Star public editor: Democracy depends on great reporting
Great reporters ask why and refuse to be stopped until they have the answers citizens need.
Every year, for 10 years now, the Toronto Star has honoured one outstanding reporter whose work best exemplifies the formidable standards of great reporting set by the Star’s former longtime and legendary managing editor, Mary Deanne Shears.
This award goes to a “go-for it” reporter who consistently breaks stories and allows the Star to dominate coverage of important issues, the kind of reporting “Mary D.” expected from all who worked for her. (Full disclosure: In 1983, when she was the Star’s city editor — the first woman ever to hold that key job here — Mary D. gave me my “dream” reporting job at the Star. She has long been a role model for me and many other journalists.)

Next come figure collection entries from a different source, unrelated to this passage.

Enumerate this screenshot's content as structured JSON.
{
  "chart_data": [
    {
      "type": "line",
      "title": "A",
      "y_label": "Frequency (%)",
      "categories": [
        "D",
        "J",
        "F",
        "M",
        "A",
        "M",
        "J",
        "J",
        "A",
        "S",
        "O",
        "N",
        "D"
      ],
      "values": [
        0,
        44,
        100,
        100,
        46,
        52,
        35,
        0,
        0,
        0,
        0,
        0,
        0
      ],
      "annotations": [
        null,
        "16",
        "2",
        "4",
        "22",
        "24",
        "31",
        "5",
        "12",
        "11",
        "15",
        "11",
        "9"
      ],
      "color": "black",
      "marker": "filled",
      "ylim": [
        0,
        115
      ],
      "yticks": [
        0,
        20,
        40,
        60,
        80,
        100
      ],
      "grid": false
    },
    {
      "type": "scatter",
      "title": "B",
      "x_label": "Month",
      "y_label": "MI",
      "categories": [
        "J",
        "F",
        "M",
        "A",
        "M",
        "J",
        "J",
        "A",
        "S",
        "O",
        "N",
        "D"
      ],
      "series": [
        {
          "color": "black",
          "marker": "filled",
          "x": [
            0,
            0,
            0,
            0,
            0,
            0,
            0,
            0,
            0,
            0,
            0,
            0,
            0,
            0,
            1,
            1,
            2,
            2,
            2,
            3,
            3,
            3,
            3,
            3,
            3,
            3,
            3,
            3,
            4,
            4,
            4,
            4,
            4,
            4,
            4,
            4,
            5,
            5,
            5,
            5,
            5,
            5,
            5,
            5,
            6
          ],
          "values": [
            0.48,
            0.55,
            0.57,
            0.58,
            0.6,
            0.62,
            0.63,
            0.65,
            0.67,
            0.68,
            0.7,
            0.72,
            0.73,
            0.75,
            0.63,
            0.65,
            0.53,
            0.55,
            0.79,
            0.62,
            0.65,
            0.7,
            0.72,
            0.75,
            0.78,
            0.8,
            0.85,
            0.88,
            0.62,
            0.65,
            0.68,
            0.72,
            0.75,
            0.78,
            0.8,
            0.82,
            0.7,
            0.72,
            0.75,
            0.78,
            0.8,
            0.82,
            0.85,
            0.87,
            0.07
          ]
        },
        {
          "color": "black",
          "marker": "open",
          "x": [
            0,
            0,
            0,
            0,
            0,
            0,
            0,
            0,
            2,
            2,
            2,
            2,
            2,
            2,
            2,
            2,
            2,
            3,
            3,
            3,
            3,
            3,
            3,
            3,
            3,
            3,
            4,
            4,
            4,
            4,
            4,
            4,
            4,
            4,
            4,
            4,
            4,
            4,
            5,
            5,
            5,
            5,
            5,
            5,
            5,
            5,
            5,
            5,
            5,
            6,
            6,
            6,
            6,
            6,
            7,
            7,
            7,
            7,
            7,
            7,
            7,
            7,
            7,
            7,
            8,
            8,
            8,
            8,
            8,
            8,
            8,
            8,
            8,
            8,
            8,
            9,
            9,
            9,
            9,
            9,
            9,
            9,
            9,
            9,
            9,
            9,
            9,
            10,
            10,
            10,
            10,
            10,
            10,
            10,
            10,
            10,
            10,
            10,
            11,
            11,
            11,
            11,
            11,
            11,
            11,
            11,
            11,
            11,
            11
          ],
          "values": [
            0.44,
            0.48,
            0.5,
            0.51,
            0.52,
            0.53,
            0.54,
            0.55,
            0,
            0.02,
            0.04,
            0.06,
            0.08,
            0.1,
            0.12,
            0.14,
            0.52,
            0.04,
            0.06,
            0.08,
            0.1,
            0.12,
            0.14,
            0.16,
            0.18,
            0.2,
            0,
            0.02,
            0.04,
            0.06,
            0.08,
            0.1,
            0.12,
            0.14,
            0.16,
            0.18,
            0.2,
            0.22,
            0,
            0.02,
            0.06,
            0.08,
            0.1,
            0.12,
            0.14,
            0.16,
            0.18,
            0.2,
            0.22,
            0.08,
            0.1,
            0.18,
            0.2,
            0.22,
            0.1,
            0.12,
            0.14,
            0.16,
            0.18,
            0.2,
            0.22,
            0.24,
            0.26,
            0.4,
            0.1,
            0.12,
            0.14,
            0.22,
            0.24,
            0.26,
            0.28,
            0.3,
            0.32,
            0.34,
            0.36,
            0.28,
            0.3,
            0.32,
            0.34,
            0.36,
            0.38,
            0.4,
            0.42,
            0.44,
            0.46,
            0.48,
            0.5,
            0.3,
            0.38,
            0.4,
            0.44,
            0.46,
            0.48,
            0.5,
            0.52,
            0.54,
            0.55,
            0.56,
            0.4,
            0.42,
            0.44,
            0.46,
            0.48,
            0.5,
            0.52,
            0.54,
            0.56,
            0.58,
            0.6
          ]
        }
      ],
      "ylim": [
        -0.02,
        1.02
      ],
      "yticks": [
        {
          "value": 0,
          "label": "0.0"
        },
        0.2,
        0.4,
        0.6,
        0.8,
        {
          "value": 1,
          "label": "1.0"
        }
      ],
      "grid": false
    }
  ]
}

Past winners of this reporting award include Martin Knelman, Michelle Shephard, Rick Westhead, Doug Smith, Kevin Donovan, Robert Benzie, Laurie Monsebraaten, Robyn Doolittle and Diana Zlomislic.

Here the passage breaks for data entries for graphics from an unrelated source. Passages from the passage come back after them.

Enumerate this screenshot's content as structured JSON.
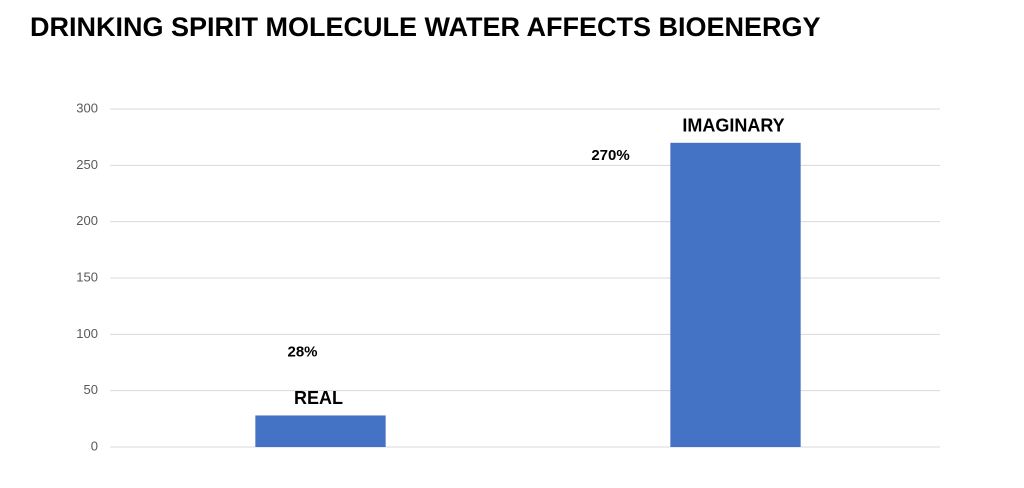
{
  "chart_data": {
    "type": "bar",
    "title": "DRINKING SPIRIT MOLECULE WATER AFFECTS BIOENERGY",
    "categories": [
      "REAL",
      "IMAGINARY"
    ],
    "values": [
      28,
      270
    ],
    "value_labels": [
      "28%",
      "270%"
    ],
    "color": "#4472c4",
    "ylim": [
      0,
      300
    ],
    "yticks": [
      0,
      50,
      100,
      150,
      200,
      250,
      300
    ],
    "grid": true
  }
}
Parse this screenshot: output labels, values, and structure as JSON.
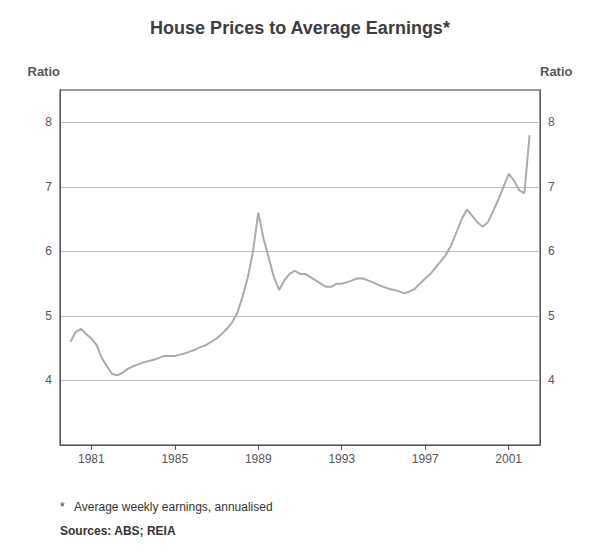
{
  "chart_data": {
    "type": "line",
    "title": "House Prices to Average Earnings*",
    "ylabel": "Ratio",
    "y2label": "Ratio",
    "annotations": [
      "*   Average weekly earnings, annualised",
      "Sources: ABS; REIA"
    ],
    "color": "#aaaaaa",
    "grid": true,
    "xlim": [
      1979.5,
      2002.5
    ],
    "xticks": [
      1981,
      1985,
      1989,
      1993,
      1997,
      2001
    ],
    "ylim": [
      3,
      8.5
    ],
    "yticks": [
      4,
      5,
      6,
      7,
      8
    ],
    "y2lim": [
      3,
      8.5
    ],
    "y2ticks": [
      4,
      5,
      6,
      7,
      8
    ],
    "x": [
      1980.0,
      1980.25,
      1980.5,
      1980.75,
      1981.0,
      1981.25,
      1981.5,
      1981.75,
      1982.0,
      1982.25,
      1982.5,
      1982.75,
      1983.0,
      1983.25,
      1983.5,
      1983.75,
      1984.0,
      1984.25,
      1984.5,
      1984.75,
      1985.0,
      1985.25,
      1985.5,
      1985.75,
      1986.0,
      1986.25,
      1986.5,
      1986.75,
      1987.0,
      1987.25,
      1987.5,
      1987.75,
      1988.0,
      1988.25,
      1988.5,
      1988.75,
      1989.0,
      1989.25,
      1989.5,
      1989.75,
      1990.0,
      1990.25,
      1990.5,
      1990.75,
      1991.0,
      1991.25,
      1991.5,
      1991.75,
      1992.0,
      1992.25,
      1992.5,
      1992.75,
      1993.0,
      1993.25,
      1993.5,
      1993.75,
      1994.0,
      1994.25,
      1994.5,
      1994.75,
      1995.0,
      1995.25,
      1995.5,
      1995.75,
      1996.0,
      1996.25,
      1996.5,
      1996.75,
      1997.0,
      1997.25,
      1997.5,
      1997.75,
      1998.0,
      1998.25,
      1998.5,
      1998.75,
      1999.0,
      1999.25,
      1999.5,
      1999.75,
      2000.0,
      2000.25,
      2000.5,
      2000.75,
      2001.0,
      2001.25,
      2001.5,
      2001.75,
      2002.0
    ],
    "values": [
      4.6,
      4.75,
      4.8,
      4.72,
      4.65,
      4.55,
      4.35,
      4.22,
      4.1,
      4.08,
      4.12,
      4.18,
      4.22,
      4.25,
      4.28,
      4.3,
      4.32,
      4.35,
      4.38,
      4.38,
      4.38,
      4.4,
      4.42,
      4.45,
      4.48,
      4.52,
      4.55,
      4.6,
      4.65,
      4.72,
      4.8,
      4.9,
      5.05,
      5.3,
      5.6,
      6.0,
      6.6,
      6.2,
      5.9,
      5.6,
      5.4,
      5.55,
      5.65,
      5.7,
      5.65,
      5.65,
      5.6,
      5.55,
      5.5,
      5.45,
      5.45,
      5.5,
      5.5,
      5.52,
      5.55,
      5.58,
      5.58,
      5.55,
      5.52,
      5.48,
      5.45,
      5.42,
      5.4,
      5.38,
      5.35,
      5.38,
      5.42,
      5.5,
      5.58,
      5.65,
      5.75,
      5.85,
      5.95,
      6.1,
      6.3,
      6.5,
      6.65,
      6.55,
      6.45,
      6.38,
      6.45,
      6.62,
      6.8,
      7.0,
      7.2,
      7.1,
      6.95,
      6.9,
      7.8
    ]
  }
}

The newsroom nominated nine reporters for the 2014 — and 10th annual — award in Shears’ honour. The winner, whose work you read on the Star’s front page many times in 2014, received more nominations from his newsroom colleagues than any other reporter.

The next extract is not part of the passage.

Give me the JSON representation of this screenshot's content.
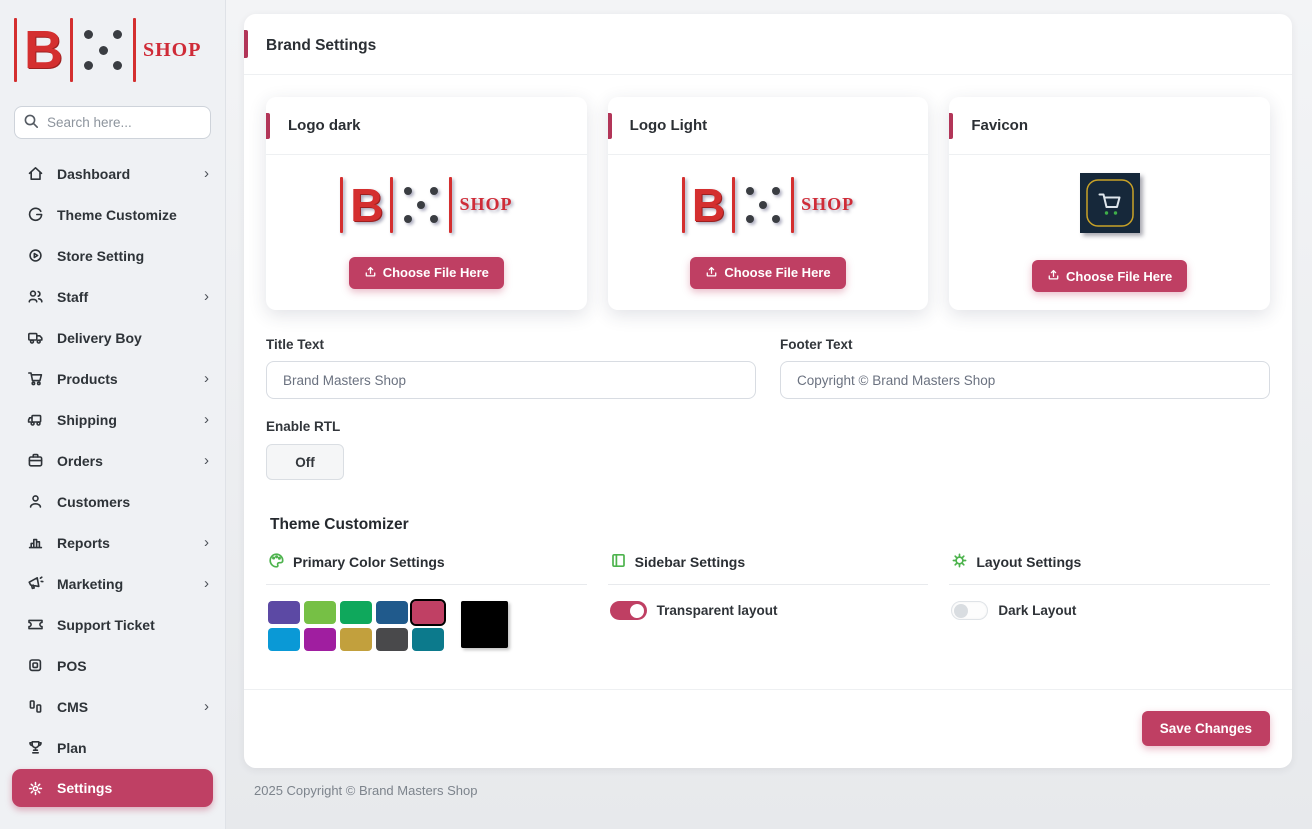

Cue drumroll and applause for … San Grewal.
As the Star’s editor Michael Cooke said in presenting the award recently to the Star’s urban affairs reporter for his dogged work covering Brampton city council and the questionable spending of former mayor Susan Fennell and other councillors: “This reporter brought accountability to the 905. He got action in Canada’s ninth-largest city.”
Cooke said Grewal achieved this through “solid reporting and persistence. He did it by developing and probing sources, asking questions, mining thousands of pages of (freedom of information requests) and leaked court documents, pushing both councillors and city staff to act.”
Grewal’s work was indeed great reporting in the public interest. Let me tell you something about great reporting and why it matters.
Great reporting always demands curiosity, courage, integrity, intelligence, persistence, patience. Great reporters ask why and refuse to be stopped until they have answers citizens need. Great reporters have drive and determination — day after day, even in the face of opposition and obstacles. Great reporters get to the truth and make a difference in our democracy.